Running AI Workloads on Kubernetes at Scale
Why Kubernetes for AI?
Kubernetes has become the de facto orchestration platform for AI workloads in production. While Slurm dominates research clusters, Kubernetes excels when you need to run training, inference, and traditional microservices on shared infrastructure with unified observability and deployment pipelines. The ecosystem of operators, custom resources, and integrations makes it possible to build a complete AI platform on top of Kubernetes.
That said, running GPU workloads on Kubernetes requires careful configuration. The default scheduler does not understand GPU topology, memory constraints, or the communication patterns of distributed training. This guide covers the essential components and configurations for production-grade AI on Kubernetes.
GPU Device Plugin and Resource Management
The foundation is the NVIDIA GPU Operator, which automates the deployment of GPU drivers, the container toolkit, device plugins, and DCGM monitoring. Install it via Helm:
helm repo add nvidia https://helm.ngc.nvidia.com/nvidia
helm repo update
helm install gpu-operator nvidia/gpu-operator \
--namespace gpu-operator \
--create-namespace \
--set driver.enabled=true \
--set toolkit.enabled=true \
--set devicePlugin.enabled=true \
--set dcgmExporter.enabled=true \
--set migManager.enabled=true
Once deployed, GPUs appear as nvidia.com/gpu resources that pods can request. For inference workloads that do not need a full GPU, enable MIG partitioning or time-slicing to improve utilization. For training, always allocate whole GPUs to avoid noisy-neighbor performance degradation.

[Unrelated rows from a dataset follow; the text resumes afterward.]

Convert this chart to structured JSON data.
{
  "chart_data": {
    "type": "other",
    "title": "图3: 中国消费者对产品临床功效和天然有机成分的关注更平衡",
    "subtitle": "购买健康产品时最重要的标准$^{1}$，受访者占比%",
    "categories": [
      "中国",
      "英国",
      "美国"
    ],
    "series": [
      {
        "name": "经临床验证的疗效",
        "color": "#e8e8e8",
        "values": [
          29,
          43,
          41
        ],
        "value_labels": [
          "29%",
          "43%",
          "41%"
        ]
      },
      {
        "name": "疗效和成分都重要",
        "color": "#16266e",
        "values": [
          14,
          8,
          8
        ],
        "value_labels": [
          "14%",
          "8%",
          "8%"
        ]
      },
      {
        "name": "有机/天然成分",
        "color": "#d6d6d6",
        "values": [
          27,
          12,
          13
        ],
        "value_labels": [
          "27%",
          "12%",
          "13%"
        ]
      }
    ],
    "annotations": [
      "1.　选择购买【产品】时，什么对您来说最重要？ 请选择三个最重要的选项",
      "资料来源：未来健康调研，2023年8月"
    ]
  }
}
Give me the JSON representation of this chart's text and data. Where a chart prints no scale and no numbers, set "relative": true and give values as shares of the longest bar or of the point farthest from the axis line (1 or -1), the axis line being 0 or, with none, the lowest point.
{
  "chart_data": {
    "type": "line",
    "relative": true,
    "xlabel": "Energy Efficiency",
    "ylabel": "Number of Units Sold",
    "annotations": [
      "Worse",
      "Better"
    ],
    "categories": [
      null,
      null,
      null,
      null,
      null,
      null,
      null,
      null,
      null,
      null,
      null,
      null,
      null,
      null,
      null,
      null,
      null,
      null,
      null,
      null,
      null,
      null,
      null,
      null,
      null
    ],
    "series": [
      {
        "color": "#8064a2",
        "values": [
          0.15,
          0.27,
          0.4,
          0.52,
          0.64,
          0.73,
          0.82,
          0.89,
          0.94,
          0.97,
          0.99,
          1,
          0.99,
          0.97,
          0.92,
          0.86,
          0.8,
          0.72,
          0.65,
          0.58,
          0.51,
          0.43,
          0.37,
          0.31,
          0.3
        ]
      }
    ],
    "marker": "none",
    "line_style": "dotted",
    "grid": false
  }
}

Scheduling Strategies for GPU Pods
The default Kubernetes scheduler assigns GPUs without considering topology. For distributed training, this means your pods might land on nodes connected by different network switches, introducing latency in collective operations. To solve this, implement topology-aware scheduling:
- Node affinity rules: Use labels to group nodes by rack, switch, or InfiniBand subnet. Schedule multi-node training jobs on nodes within the same failure domain.
- Topology Spread Constraints: Ensure pods in a training job are spread across nodes but not across racks, balancing fault tolerance with network performance.
- Gang scheduling: Use Volcano or Kueue to ensure all pods in a distributed training job are scheduled simultaneously. Without gang scheduling, partial allocations waste GPU resources while waiting for the remaining pods.
- Priority and preemption: Define PriorityClasses so that production inference workloads can preempt batch training jobs when resources are scarce.
apiVersion: scheduling.k8s.io/v1
kind: PriorityClass
metadata:
name: inference-critical
value: 1000000
globalDefault: false
description: "Priority class for production inference endpoints"
---
apiVersion: scheduling.k8s.io/v1
kind: PriorityClass
metadata:
name: training-batch
value: 100000
globalDefault: false
preemptionPolicy: PreemptLowerPriority
description: "Priority class for batch training jobs"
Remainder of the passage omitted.